The IGOF statistic for LF variant pairs

Variant pairs that are not common variant pairs are referred to as LF variant pairs. That is, an LF variant pair has at least one of E(n_i) or E(m_i) for i = 1,2,…,9 less than 5. A threshold algorithm is also applied to the calculation of the statistic for LF variant pairs. However, the selection of LF variant pairs for testing is not based on the p-value of the C² statistic because the chi-square property may not hold for C² calculated based on LF variant pairs. Instead, the selection criteria are based on including variant pairs with possible risk interaction effects. To be more specific, assume there are N cases. For an LF variant pair where one variant has major and minor alleles of A and a, respectively, and the other variant has major and minor alleles of B and b, respectively, a 3 × 3 table as shown in Table 1 for genotype counts in the N cases can be constructed, where $\sum_{i = 1}^{9} n_{i} = N$ . There are 4N alleles in the variant pair, and a 2 × 2 table in Table 2 is constructed based on Table 1 for allele counts in the variant pair. For example, N_AB is the number of alleles A and B in individuals carrying both alleles A and B. The construction procedures for Tables 1, 2 are the same as the procedure for constructing the fast epistasis statistic in PLINK (Purcell et al., 2007). Similarly, assume that there are M controls. Then, M_AB, M_Ab, M_aB, and M_ab are calculated for the allele counts of the variant pair in controls. A variant pair is included in the IGOF test if N_ab, the minor allele count of the two variants (in Table 2) calculated in cases, is larger than M_ab in controls. This is based on the assumption that if the minor alleles of the two variants have risk interaction effects, more minor alleles would be observed in cases than in controls. Assume Ψ is a set of l LF variant pairs selected based on this threshold between the two genes. The IGOF_LF test statistic is calculated as

I_{L F} = \sum_{j \in Ψ} C_{j}^{2}

(3)

where $C_{j}^{2}$ is the C² statistic for variant pair j in Ψ.

Table 1.

The genotype counts between two variants.

	BB	Bb	bb
AA	n₁	n₂	n₃
Aa	n₄	n₅	n₆
aa	n₇	n₈	n₉

Open in a new tab

Table 2.

The allele counts between two variants.

	B	b
A	N_AB = 4n₁+2n₂+2n₄+n₅	N_Ab = 4n₃+2n₂+2n₆+n₅
a	N_aB = 4n₇+2n₄+2n₈+n₅	N_ab = 4n₉+2n₆+2n₈+n₅

Open in a new tab

The IGOF_common, IGOF_LF, and IGOF_combined tests

I_common is the sum of the k largest normal random variables from the n correlated normal random variables, where k is the size of Ω. I_LF is the sum of l correlated chi-square random variables, where the random variables were pre-selected based on the affection status. The distributions for I_common and I_LF are both unknown. Therefore, permutations in which the case and control status are randomly shuffled are used to calculate the p-values for I_common and I_LF. The permutations are performed based on the adaptive permutation algorithm (Che et al., 2014).

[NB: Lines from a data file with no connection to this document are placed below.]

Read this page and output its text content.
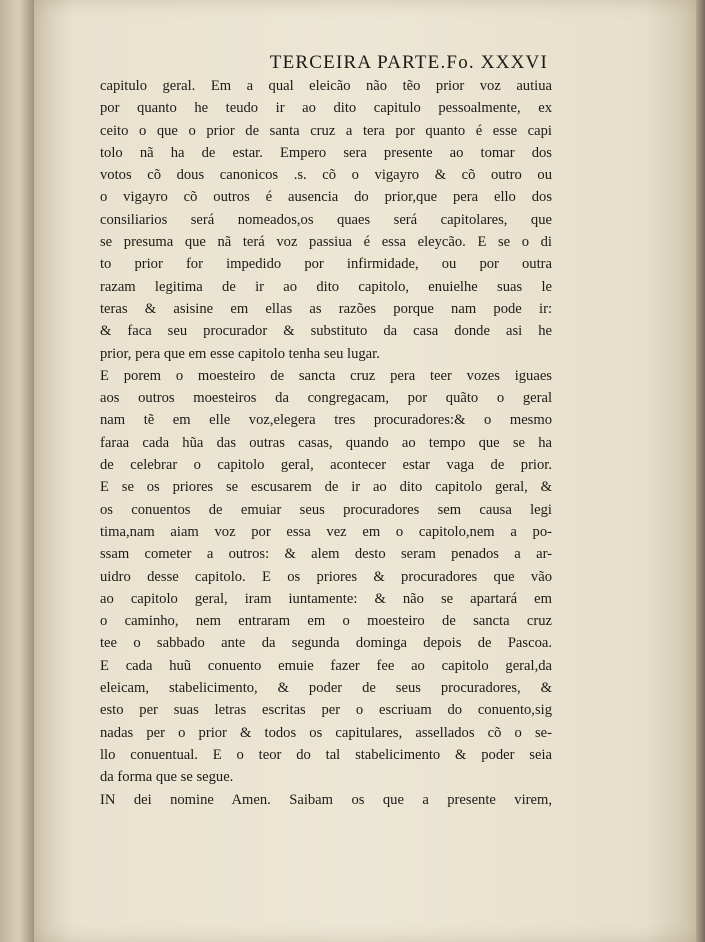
TERCEIRA PARTE.Fo. XXXVI
capitulo geral. Em a qual eleicão não tẽo prior voz autiua
por quanto he teudo ir ao dito capitulo pessoalmente, ex
ceito o que o prior de santa cruz a tera por quanto é esse capi
tolo nã ha de estar. Empero sera presente ao tomar dos
votos cõ dous canonicos .s. cõ o vigayro & cõ outro ou
o vigayro cõ outros é ausencia do prior,que pera ello dos
consiliarios será nomeados,os quaes será capitolares, que
se presuma que nã terá voz passiua é essa eleycão. E se o di
to prior for impedido por infirmidade, ou por outra
razam legitima de ir ao dito capitolo, enuielhe suas le
teras & asisine em ellas as razões porque nam pode ir:
& faca seu procurador & substituto da casa donde asi he
prior, pera que em esse capitolo tenha seu lugar.
E porem o moesteiro de sancta cruz pera teer vozes iguaes
aos outros moesteiros da congregacam, por quãto o geral
nam tẽ em elle voz,elegera tres procuradores:& o mesmo
faraa cada hũa das outras casas, quando ao tempo que se ha
de celebrar o capitolo geral, acontecer estar vaga de prior.
E se os priores se escusarem de ir ao dito capitolo geral, &
os conuentos de emuiar seus procuradores sem causa legi
tima,nam aiam voz por essa vez em o capitolo,nem a po-
ssam cometer a outros: & alem desto seram penados a ar-
uidro desse capitolo. E os priores & procuradores que vão
ao capitolo geral, iram iuntamente: & não se apartará em
o caminho, nem entraram em o moesteiro de sancta cruz
tee o sabbado ante da segunda dominga depois de Pascoa.
E cada huũ conuento emuie fazer fee ao capitolo geral,da
eleicam, stabelicimento, & poder de seus procuradores, &
esto per suas letras escritas per o escriuam do conuento,sig
nadas per o prior & todos os capitulares, assellados cõ o se-
llo conuentual. E o teor do tal stabelicimento & poder seia
da forma que se segue.
IN dei nomine Amen. Saibam os que a presente virem,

Briefly, given the number of tests, the maximum number of permutations b and the cutoff value r can be estimated such that the standard error of the p-value estimation is less than 20% of the significance level α. Permutations are terminated when the number of permuted statistics > the observed statistic is larger than r or when the number of permutations is larger than b. If the number of permuted statistics > the observed statistic is larger than r, the p-value is calculated as r/B, where B is the number of permutations to achieve r. Otherwise, the p-value is calculated as (R+1)/(b+1), where R is the number of permuted statistics > the observed statistic in the b permutations. Assume that the p-values for I_common and I_LF are p_common and p_LF, respectively. Note that if Ω (or Ψ) is an empty set, no permutations will be performed and the IGOF_common (or IGOF_LF) p-value will be 1. Similar to the extended Simes' test for combining p-values into a global test p-value (Li et al., 2011), a p-value for the IGOF test accommodating common and LF variant pairs (i.e., the IGOF_combined test) is calculated as:

p_{c o m b i n e d} = Min (2 Min (p_{c o m m o n}, p_{L F}), Max (p_{c o m m o n}, p_{L F}))

(4)

The null hypothesis for each of the IGOF tests is that none of the variant pairs between the two tested genes are associated with the disease. Any variants with main effects or variant pairs with interaction effects could result in the rejection of the null. Hence, the IGOF tests can detect both main effects and interaction effects between two genes.

Performance improvement

Although the calculation of C² is fast for a pair of variants, calculating I_common and I_LF and the permuted statistics can still be very time consuming. We propose a two-stage approach to improve the performance of the IGOF tests. In the first stage, an approximated p-value based on a theoretical distribution is rapidly calculated. Adaptive permutations to calculate the p-value will be performed only if the approximated p-value is less than an elevated significance level mα, where m is a pre-specified constant and α is the significance level. The IGOF_common or IGOF_LF p-value will be 1 if no permutation is performed.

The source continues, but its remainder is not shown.